Hmm... As you suggested I tried rebooting with eSATA (keep in mind that SATA port has hot swap enabled and works fine with other drives) and Windows failed to boot. I got the Window logo and spinning dots, but I was able to finish breakfast before I turned it off and the login popped up. I double checked BIOS, tried a different drive and it worked. That Barracuda is bad. No problem, it works on USB, and I rarely use it to make a 3rd copy of my games. Plus I'm getting a new backup drive in addition to the WD red 3TB internal backup I use now and pile of old ones. I am bailing on eSATA.

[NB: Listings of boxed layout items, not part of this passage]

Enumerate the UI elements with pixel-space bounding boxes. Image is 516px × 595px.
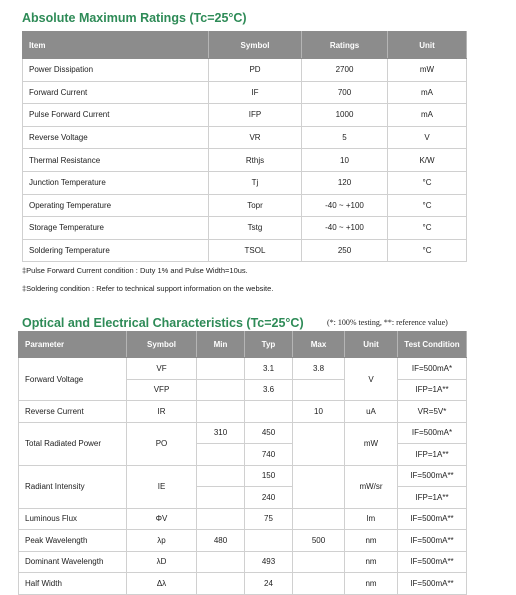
typ-cell: 240	[245, 487, 293, 509]
max-cell	[293, 422, 345, 465]
min-cell	[197, 508, 245, 530]
min-cell	[197, 444, 245, 466]
unit-cell: nm	[345, 530, 398, 552]
param-cell: Half Width	[19, 573, 127, 595]
symbol-cell: Rthjs	[209, 149, 302, 172]
abs-max-ratings-table	[22, 31, 467, 262]
table-row	[23, 239, 467, 262]
typ-cell: 150	[245, 465, 293, 487]
typ-cell	[245, 401, 293, 423]
optical-electrical-table	[18, 331, 467, 595]
table-row	[19, 422, 467, 444]
footnote-pulse-current: ‡Pulse Forward Current condition : Duty 1% and Pulse Width=10us.	[22, 266, 248, 275]
condition-cell: IF=500mA*	[398, 358, 467, 380]
rating-cell: -40 ~ +100	[302, 217, 388, 240]
item-cell: Power Dissipation	[23, 59, 209, 82]
unit-cell: mW	[345, 422, 398, 465]
rating-cell: 700	[302, 81, 388, 104]
table-row	[19, 358, 467, 380]
rating-cell: 250	[302, 239, 388, 262]
param-cell: Forward Voltage	[19, 358, 127, 401]
condition-cell: IFP=1A**	[398, 379, 467, 401]
header-min: Min	[197, 332, 245, 358]
symbol-cell: VF	[127, 358, 197, 380]
symbol-cell: Topr	[209, 194, 302, 217]
max-cell	[293, 508, 345, 530]
testing-note: (*: 100% testing, **: reference value)	[327, 318, 448, 327]
condition-cell: IF=500mA**	[398, 551, 467, 573]
typ-cell	[245, 530, 293, 552]
symbol-cell: PO	[127, 422, 197, 465]
table-row	[19, 530, 467, 552]
table-row	[23, 194, 467, 217]
item-cell: Soldering Temperature	[23, 239, 209, 262]
item-cell: Reverse Voltage	[23, 126, 209, 149]
table-row	[23, 171, 467, 194]
symbol-cell: λp	[127, 530, 197, 552]
header-ratings: Ratings	[302, 32, 388, 59]
typ-cell: 3.1	[245, 358, 293, 380]
table-row	[23, 217, 467, 240]
unit-cell: lm	[345, 508, 398, 530]
rating-cell: -40 ~ +100	[302, 194, 388, 217]
condition-cell: IF=500mA**	[398, 573, 467, 595]
table-header-row	[19, 332, 467, 358]
unit-cell: V	[388, 126, 467, 149]
table-row	[23, 81, 467, 104]
param-cell: Radiant Intensity	[19, 465, 127, 508]
rating-cell: 10	[302, 149, 388, 172]
table-row	[19, 401, 467, 423]
typ-cell: 450	[245, 422, 293, 444]
unit-cell: uA	[345, 401, 398, 423]
symbol-cell: VR	[209, 126, 302, 149]
footnote-soldering: ‡Soldering condition : Refer to technical support information on the website.	[22, 284, 274, 293]
condition-cell: IF=500mA**	[398, 530, 467, 552]
max-cell	[293, 551, 345, 573]
min-cell	[197, 551, 245, 573]
min-cell: 480	[197, 530, 245, 552]
rating-cell: 2700	[302, 59, 388, 82]
max-cell: 10	[293, 401, 345, 423]
typ-cell: 493	[245, 551, 293, 573]
param-cell: Total Radiated Power	[19, 422, 127, 465]
condition-cell: IF=500mA**	[398, 508, 467, 530]
table-header-row	[23, 32, 467, 59]
symbol-cell: Δλ	[127, 573, 197, 595]
unit-cell: V	[345, 358, 398, 401]
header-symbol: Symbol	[127, 332, 197, 358]
unit-cell: mA	[388, 81, 467, 104]
symbol-cell: λD	[127, 551, 197, 573]
header-parameter: Parameter	[19, 332, 127, 358]
table-row	[19, 573, 467, 595]
unit-cell: mA	[388, 104, 467, 127]
symbol-cell: IR	[127, 401, 197, 423]
item-cell: Thermal Resistance	[23, 149, 209, 172]
symbol-cell: IE	[127, 465, 197, 508]
unit-cell: °C	[388, 171, 467, 194]
symbol-cell: Tj	[209, 171, 302, 194]
min-cell	[197, 379, 245, 401]
min-cell	[197, 573, 245, 595]
condition-cell: VR=5V*	[398, 401, 467, 423]
condition-cell: IFP=1A**	[398, 487, 467, 509]
symbol-cell: VFP	[127, 379, 197, 401]
typ-cell: 740	[245, 444, 293, 466]
unit-cell: K/W	[388, 149, 467, 172]
max-cell	[293, 465, 345, 508]
max-cell: 3.8	[293, 358, 345, 380]
param-cell: Dominant Wavelength	[19, 551, 127, 573]
typ-cell: 24	[245, 573, 293, 595]
header-symbol: Symbol	[209, 32, 302, 59]
symbol-cell: Tstg	[209, 217, 302, 240]
max-cell	[293, 573, 345, 595]
min-cell	[197, 465, 245, 487]
rating-cell: 120	[302, 171, 388, 194]
symbol-cell: IF	[209, 81, 302, 104]
item-cell: Pulse Forward Current	[23, 104, 209, 127]
param-cell: Reverse Current	[19, 401, 127, 423]
table-row	[23, 149, 467, 172]
unit-cell: mW/sr	[345, 465, 398, 508]
symbol-cell: TSOL	[209, 239, 302, 262]
table-row	[23, 126, 467, 149]
header-max: Max	[293, 332, 345, 358]
unit-cell: °C	[388, 194, 467, 217]
optical-electrical-title: Optical and Electrical Characteristics (Tc=25°C)	[22, 316, 304, 330]
item-cell: Operating Temperature	[23, 194, 209, 217]
unit-cell: °C	[388, 239, 467, 262]
abs-max-ratings-title: Absolute Maximum Ratings (Tc=25°C)	[22, 11, 247, 25]
min-cell	[197, 401, 245, 423]
rating-cell: 5	[302, 126, 388, 149]
symbol-cell: PD	[209, 59, 302, 82]
param-cell: Peak Wavelength	[19, 530, 127, 552]
min-cell	[197, 487, 245, 509]
max-cell	[293, 379, 345, 401]
item-cell: Junction Temperature	[23, 171, 209, 194]
header-unit: Unit	[388, 32, 467, 59]
item-cell: Storage Temperature	[23, 217, 209, 240]
table-row	[23, 104, 467, 127]
rating-cell: 1000	[302, 104, 388, 127]
table-row	[19, 508, 467, 530]
typ-cell: 75	[245, 508, 293, 530]
unit-cell: °C	[388, 217, 467, 240]
header-typ: Typ	[245, 332, 293, 358]
condition-cell: IF=500mA*	[398, 422, 467, 444]
param-cell: Luminous Flux	[19, 508, 127, 530]
symbol-cell: IFP	[209, 104, 302, 127]
condition-cell: IFP=1A**	[398, 444, 467, 466]
table-row	[19, 465, 467, 487]
typ-cell: 3.6	[245, 379, 293, 401]
table-row	[19, 551, 467, 573]
unit-cell: mW	[388, 59, 467, 82]
min-cell: 310	[197, 422, 245, 444]
item-cell: Forward Current	[23, 81, 209, 104]
symbol-cell: ΦV	[127, 508, 197, 530]
min-cell	[197, 358, 245, 380]
condition-cell: IF=500mA**	[398, 465, 467, 487]
table-row	[23, 59, 467, 82]
header-unit: Unit	[345, 332, 398, 358]
unit-cell: nm	[345, 573, 398, 595]
header-test-condition: Test Condition	[398, 332, 467, 358]
max-cell: 500	[293, 530, 345, 552]
unit-cell: nm	[345, 551, 398, 573]
header-item: Item	[23, 32, 209, 59]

What is your opinion on the iStarUSA bay? Do you have any experience with their products? They seem to make server cases and racks. The mfg website is giving me that warm and fuzzy feeling of serious quality. Plus it is available with a red handle :) so I don't have to paint it like the crap one I have now.

pic of the red hot-swap.

Follow up:

I'm very happy with the iStarUSA hot swap drive bay. First thing I did was take it apart to paint the handle. The main rails are 2 aluminum tube extrusions and the front and rear are box section plastic caps with tongues that fit into the tubes. The eject mechanism is a 1cm square plastic tube inside one of the extrusions linking front to rear with a thick plastic lever in back. There is room for a 40mm fan on the rear backplane. Very solid and strong construction. The connectivity works as expected. Even the flaky Seagate drive works Okay.